The discharge chamber 7, after being filled with working gas, is sealed off (sealed) and is a stand-alone electric vacuum device with a long shelf life (~ 10 years or more).

The proposed pulsed penetrating radiation source makes it possible to generate 2.5 MeV neutron pulses when the discharge chamber is filled with deuterium, when the chamber is filled with a mixture of deuterium with tritium, 14.5 MeV neutrons are generated, and when the chamber is filled with tritium, neutrons of a wide energy spectrum 0-10 MeV.

The discharge chamber 7 has an anode and a cathode that determine the direction of current flow through the chamber. It should be connected to the load block 6 (current collector) accordingly: the anode to the positive collector plate, the cathode to the negative plate.

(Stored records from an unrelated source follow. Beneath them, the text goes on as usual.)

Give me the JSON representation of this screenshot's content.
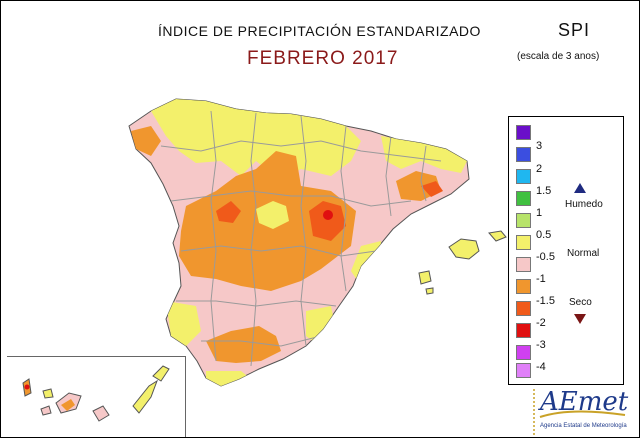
{
  "header": {
    "title": "ÍNDICE DE PRECIPITACIÓN ESTANDARIZADO",
    "period": "FEBRERO 2017",
    "index_name": "SPI",
    "scale_note": "(escala de 3 anos)"
  },
  "legend": {
    "levels": [
      {
        "label": "3",
        "color": "#6a0fc9"
      },
      {
        "label": "2",
        "color": "#3b4ee0"
      },
      {
        "label": "1.5",
        "color": "#1fb7f0"
      },
      {
        "label": "1",
        "color": "#40c040"
      },
      {
        "label": "0.5",
        "color": "#b7e36a"
      },
      {
        "label": "-0.5",
        "color": "#f3f06b"
      },
      {
        "label": "-1",
        "color": "#f6c8c8"
      },
      {
        "label": "-1.5",
        "color": "#f0962e"
      },
      {
        "label": "-2",
        "color": "#f05a1a"
      },
      {
        "label": "-3",
        "color": "#e01010"
      },
      {
        "label": "-4",
        "color": "#d040f0"
      },
      {
        "label": "",
        "color": "#e080f8"
      }
    ],
    "categories": {
      "wet": "Humedo",
      "normal": "Normal",
      "dry": "Seco"
    },
    "wet_color": "#1f2a80",
    "dry_color": "#7a1515"
  },
  "logo": {
    "wordmark": "AEmet",
    "subtitle": "Agencia Estatal de Meteorología"
  },
  "map_colors": {
    "normal": "#f6c8c8",
    "wet": "#f3f06b",
    "dry": "#f0962e",
    "very_dry": "#f05a1a",
    "extreme_dry": "#e01010",
    "borders": "#9a9a9a"
  }
}
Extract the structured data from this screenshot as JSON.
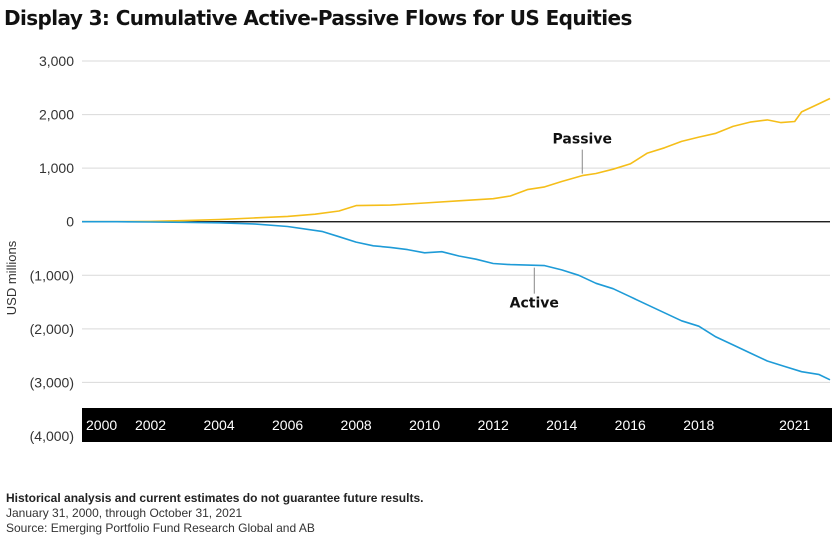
{
  "title": "Display 3: Cumulative Active-Passive Flows for US Equities",
  "footer": {
    "disclaimer": "Historical analysis and current estimates do not guarantee future results.",
    "period": "January 31, 2000, through October 31, 2021",
    "source": "Source: Emerging Portfolio Fund Research Global and AB"
  },
  "colors": {
    "passive": "#F5BE19",
    "active": "#1E9BD7",
    "axis_band": "#000000",
    "grid": "#d9d9d9"
  },
  "chart_data": {
    "type": "line",
    "title": "Display 3: Cumulative Active-Passive Flows for US Equities",
    "xlabel": "",
    "ylabel": "USD millions",
    "xlim": [
      2000,
      2021.83
    ],
    "ylim": [
      -4000,
      3000
    ],
    "yticks": [
      3000,
      2000,
      1000,
      0,
      -1000,
      -2000,
      -3000,
      -4000
    ],
    "ytick_labels": [
      "3,000",
      "2,000",
      "1,000",
      "0",
      "(1,000)",
      "(2,000)",
      "(3,000)",
      "(4,000)"
    ],
    "xtick_labels": [
      "2000",
      "2002",
      "2004",
      "2006",
      "2008",
      "2010",
      "2012",
      "2014",
      "2016",
      "2018",
      "2021"
    ],
    "xticks": [
      2000,
      2002,
      2004,
      2006,
      2008,
      2010,
      2012,
      2014,
      2016,
      2018,
      2020.8
    ],
    "grid": true,
    "series": [
      {
        "name": "Passive",
        "x": [
          2000,
          2001,
          2002,
          2003,
          2004,
          2005,
          2006,
          2006.8,
          2007.5,
          2008,
          2009,
          2010,
          2011,
          2012,
          2012.5,
          2013,
          2013.5,
          2014,
          2014.6,
          2015,
          2015.5,
          2016,
          2016.5,
          2017,
          2017.5,
          2018,
          2018.5,
          2019,
          2019.5,
          2020,
          2020.4,
          2020.8,
          2021,
          2021.5,
          2021.83
        ],
        "values": [
          0,
          0,
          5,
          20,
          40,
          70,
          100,
          140,
          200,
          300,
          310,
          350,
          390,
          430,
          480,
          600,
          650,
          750,
          860,
          900,
          980,
          1080,
          1280,
          1380,
          1500,
          1580,
          1650,
          1780,
          1860,
          1900,
          1850,
          1870,
          2050,
          2200,
          2300
        ]
      },
      {
        "name": "Active",
        "x": [
          2000,
          2001,
          2002,
          2003,
          2004,
          2005,
          2006,
          2007,
          2007.5,
          2008,
          2008.5,
          2009,
          2009.5,
          2010,
          2010.5,
          2011,
          2011.5,
          2012,
          2012.5,
          2013,
          2013.5,
          2014,
          2014.5,
          2015,
          2015.5,
          2016,
          2016.5,
          2017,
          2017.5,
          2018,
          2018.5,
          2019,
          2019.5,
          2020,
          2020.5,
          2021,
          2021.5,
          2021.83
        ],
        "values": [
          0,
          0,
          -5,
          -10,
          -20,
          -40,
          -90,
          -180,
          -280,
          -380,
          -450,
          -480,
          -520,
          -580,
          -560,
          -640,
          -700,
          -780,
          -800,
          -810,
          -820,
          -900,
          -1000,
          -1150,
          -1250,
          -1400,
          -1550,
          -1700,
          -1850,
          -1950,
          -2150,
          -2300,
          -2450,
          -2600,
          -2700,
          -2800,
          -2850,
          -2950
        ]
      }
    ],
    "annotations": [
      {
        "text": "Passive",
        "series": "Passive",
        "x": 2014.6,
        "y": 860
      },
      {
        "text": "Active",
        "series": "Active",
        "x": 2013.2,
        "y": -820
      }
    ]
  }
}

To ensure trouble-free operation, a pulsed source of penetrating radiation is enclosed in a sealed moisture-proof housing 16 A sealed moisture-proof housing 16 provides operation of a pulsed source of penetrating radiation in conditions of high humidity.

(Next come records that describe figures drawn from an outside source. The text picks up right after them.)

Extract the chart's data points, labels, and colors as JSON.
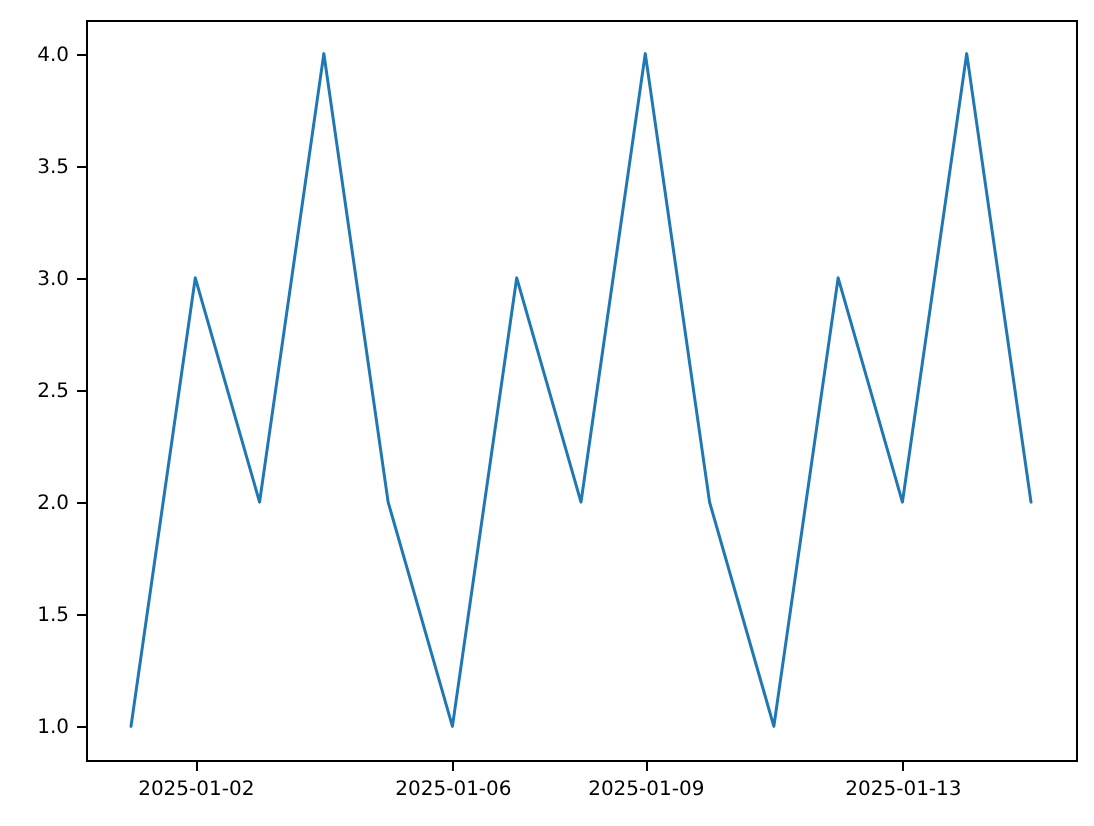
{
  "chart_data": {
    "type": "line",
    "x": [
      "2025-01-01",
      "2025-01-02",
      "2025-01-03",
      "2025-01-04",
      "2025-01-05",
      "2025-01-06",
      "2025-01-07",
      "2025-01-08",
      "2025-01-09",
      "2025-01-10",
      "2025-01-11",
      "2025-01-12",
      "2025-01-13",
      "2025-01-14",
      "2025-01-15"
    ],
    "series": [
      {
        "color": "#1f77b4",
        "values": [
          1,
          3,
          2,
          4,
          2,
          1,
          3,
          2,
          4,
          2,
          1,
          3,
          2,
          4,
          2
        ]
      }
    ],
    "xlim": [
      "2024-12-31T07:12",
      "2025-01-15T16:48"
    ],
    "xticks": [
      {
        "value": "2025-01-02",
        "label": "2025-01-02"
      },
      {
        "value": "2025-01-06",
        "label": "2025-01-06"
      },
      {
        "value": "2025-01-09",
        "label": "2025-01-09"
      },
      {
        "value": "2025-01-13",
        "label": "2025-01-13"
      }
    ],
    "ylim": [
      0.85,
      4.15
    ],
    "yticks": [
      {
        "value": 1,
        "label": "1.0"
      },
      {
        "value": 1.5,
        "label": "1.5"
      },
      {
        "value": 2,
        "label": "2.0"
      },
      {
        "value": 2.5,
        "label": "2.5"
      },
      {
        "value": 3,
        "label": "3.0"
      },
      {
        "value": 3.5,
        "label": "3.5"
      },
      {
        "value": 4,
        "label": "4.0"
      }
    ],
    "grid": false,
    "marker": "none",
    "line_style": "solid"
  }
}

The installation of the housing on wheels (not shown in the drawing) allows you to move the pulse source without the use of additional mechanisms.

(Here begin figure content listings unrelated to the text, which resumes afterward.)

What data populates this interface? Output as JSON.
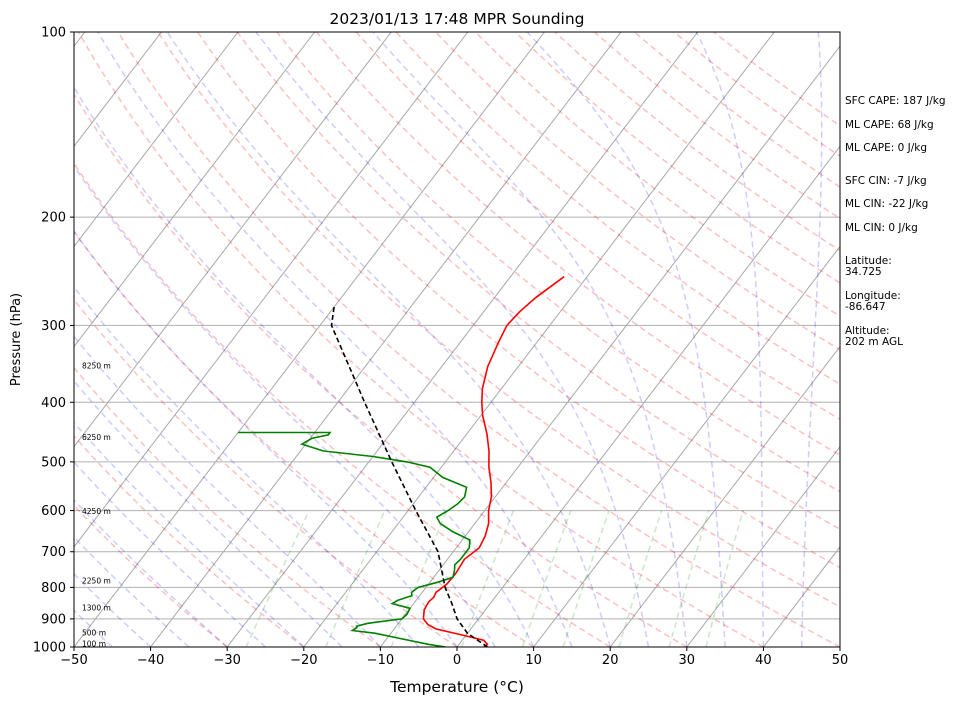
{
  "chart_data": {
    "type": "line",
    "title": "2023/01/13 17:48 MPR Sounding",
    "xlabel": "Temperature (°C)",
    "ylabel": "Pressure (hPa)",
    "xlim": [
      -50,
      50
    ],
    "ylim": [
      1000,
      100
    ],
    "yscale": "log",
    "grid": true,
    "x_ticks": [
      -50,
      -40,
      -30,
      -20,
      -10,
      0,
      10,
      20,
      30,
      40,
      50
    ],
    "y_ticks": [
      100,
      200,
      300,
      400,
      500,
      600,
      700,
      800,
      900,
      1000
    ],
    "height_labels": [
      {
        "text": "8250 m",
        "p": 350
      },
      {
        "text": "6250 m",
        "p": 457
      },
      {
        "text": "4250 m",
        "p": 603
      },
      {
        "text": "2250 m",
        "p": 782
      },
      {
        "text": "1300 m",
        "p": 866
      },
      {
        "text": "500 m",
        "p": 950
      },
      {
        "text": "100 m",
        "p": 990
      }
    ],
    "series": [
      {
        "color": "#ff0000",
        "points": [
          [
            1000,
            3.5
          ],
          [
            990,
            3.7
          ],
          [
            975,
            2.8
          ],
          [
            960,
            0.2
          ],
          [
            935,
            -4.5
          ],
          [
            920,
            -6.0
          ],
          [
            900,
            -7.2
          ],
          [
            870,
            -8.0
          ],
          [
            845,
            -8.2
          ],
          [
            830,
            -8.0
          ],
          [
            815,
            -8.2
          ],
          [
            790,
            -7.6
          ],
          [
            760,
            -7.5
          ],
          [
            720,
            -7.8
          ],
          [
            690,
            -7.0
          ],
          [
            660,
            -7.4
          ],
          [
            630,
            -8.2
          ],
          [
            600,
            -9.5
          ],
          [
            570,
            -10.5
          ],
          [
            540,
            -12.0
          ],
          [
            510,
            -13.8
          ],
          [
            480,
            -15.4
          ],
          [
            450,
            -17.4
          ],
          [
            420,
            -19.8
          ],
          [
            400,
            -21.2
          ],
          [
            380,
            -22.5
          ],
          [
            350,
            -24.0
          ],
          [
            320,
            -25.0
          ],
          [
            300,
            -25.6
          ],
          [
            285,
            -25.3
          ],
          [
            270,
            -24.6
          ],
          [
            250,
            -23.0
          ]
        ]
      },
      {
        "color": "#008000",
        "points": [
          [
            1000,
            -1.5
          ],
          [
            990,
            -4.0
          ],
          [
            970,
            -8.0
          ],
          [
            950,
            -12.0
          ],
          [
            940,
            -15.3
          ],
          [
            930,
            -15.0
          ],
          [
            925,
            -15.2
          ],
          [
            915,
            -14.0
          ],
          [
            900,
            -10.0
          ],
          [
            885,
            -9.8
          ],
          [
            865,
            -10.0
          ],
          [
            850,
            -12.8
          ],
          [
            840,
            -12.4
          ],
          [
            825,
            -11.0
          ],
          [
            815,
            -11.4
          ],
          [
            800,
            -11.0
          ],
          [
            785,
            -9.0
          ],
          [
            770,
            -7.5
          ],
          [
            750,
            -8.0
          ],
          [
            735,
            -8.5
          ],
          [
            720,
            -8.3
          ],
          [
            690,
            -8.3
          ],
          [
            670,
            -9.0
          ],
          [
            650,
            -12.0
          ],
          [
            630,
            -14.5
          ],
          [
            615,
            -15.6
          ],
          [
            600,
            -14.8
          ],
          [
            585,
            -14.2
          ],
          [
            570,
            -14.0
          ],
          [
            550,
            -14.7
          ],
          [
            530,
            -18.8
          ],
          [
            510,
            -21.5
          ],
          [
            500,
            -25.0
          ],
          [
            490,
            -30.0
          ],
          [
            480,
            -37.0
          ],
          [
            468,
            -40.5
          ],
          [
            458,
            -39.8
          ],
          [
            452,
            -38.0
          ],
          [
            448,
            -38.0
          ],
          [
            448,
            -50.0
          ]
        ]
      },
      {
        "color": "#000000",
        "dashed": true,
        "points": [
          [
            1000,
            4.0
          ],
          [
            950,
            0.0
          ],
          [
            900,
            -2.8
          ],
          [
            850,
            -5.0
          ],
          [
            800,
            -7.5
          ],
          [
            700,
            -12.0
          ],
          [
            600,
            -19.0
          ],
          [
            500,
            -27.0
          ],
          [
            400,
            -36.5
          ],
          [
            300,
            -48.5
          ],
          [
            280,
            -50.0
          ]
        ]
      }
    ]
  },
  "info_panel": {
    "sfc_cape": "SFC CAPE: 187 J/kg",
    "ml_cape": "ML CAPE: 68 J/kg",
    "ml_cape2": "ML CAPE: 0 J/kg",
    "sfc_cin": "SFC CIN: -7 J/kg",
    "ml_cin": "ML CIN: -22 J/kg",
    "ml_cin2": "ML CIN: 0 J/kg",
    "latitude_label": "Latitude:",
    "latitude_value": "34.725",
    "longitude_label": "Longitude:",
    "longitude_value": "-86.647",
    "altitude_label": "Altitude:",
    "altitude_value": "202 m AGL"
  }
}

In addition, the power supply of electronic units is carried out from an autonomous power supply with a voltage of +24 V, which allows the use of a source of penetrating radiation autonomously.

Claims (7)

1. A pulsed source of penetrating radiation, made in the form of one or more modules, each of which contains a capacitive storage connected to a high-voltage power source and connected through a high-current high-voltage switch and a cable line to the load unit, which is a current collector, and a discharge chamber installed in it in which a plasma focus type discharge is formed, the switch start-up system, the cable line is made of coaxial wires of equal length, uniformly distributed the circumference of the current-carrying flanges of the switchboard and the load unit, the interelectrode electrical insulation of the load unit is made of a multilayer package of gaskets made of dielectric material, characterized in that the high-current high-voltage switch is made in the form of a vacuum controlled arrester, the cathode of which is galvanically connected to the zero potential bus, the plates of the current collector are galvanically connected between each other through the throttle, the discharge chamber is made in the form of a gas-filled sealed device, pulse The penetrating radiation source contains an electrical safety system consisting of a high-voltage vacuum relay and discharge resistors connected to the positive bus of the capacitive storage and providing discharge of the capacitive storage after switching off the pulse source. 2. A pulsed source of penetrating radiation according to claim 1, characterized in that the discharge chamber is filled with deuterium. 3. The pulse source of penetrating radiation according to claim 1, characterized in that the discharge chamber is filled with a mixture of deuterium with tritium. 4. The pulse source of penetrating radiation according to claim 1, characterized in that the discharge chamber is filled with tritium. 5. The pulse source of penetrating radiation according to claim 1, characterized in that it is enclosed in a sealed moisture-proof housing. 6. The pulse source of penetrating radiation according to claim 5, characterized in that the sealed moisture-proof housing is equipped with wheels that allow you to move the source without involving additional mechanisms. 7. The pulse source of penetrating radiation according to claim 1, characterized in that the power supply of the electronic units is carried out from an autonomous source with a voltage of +24 V.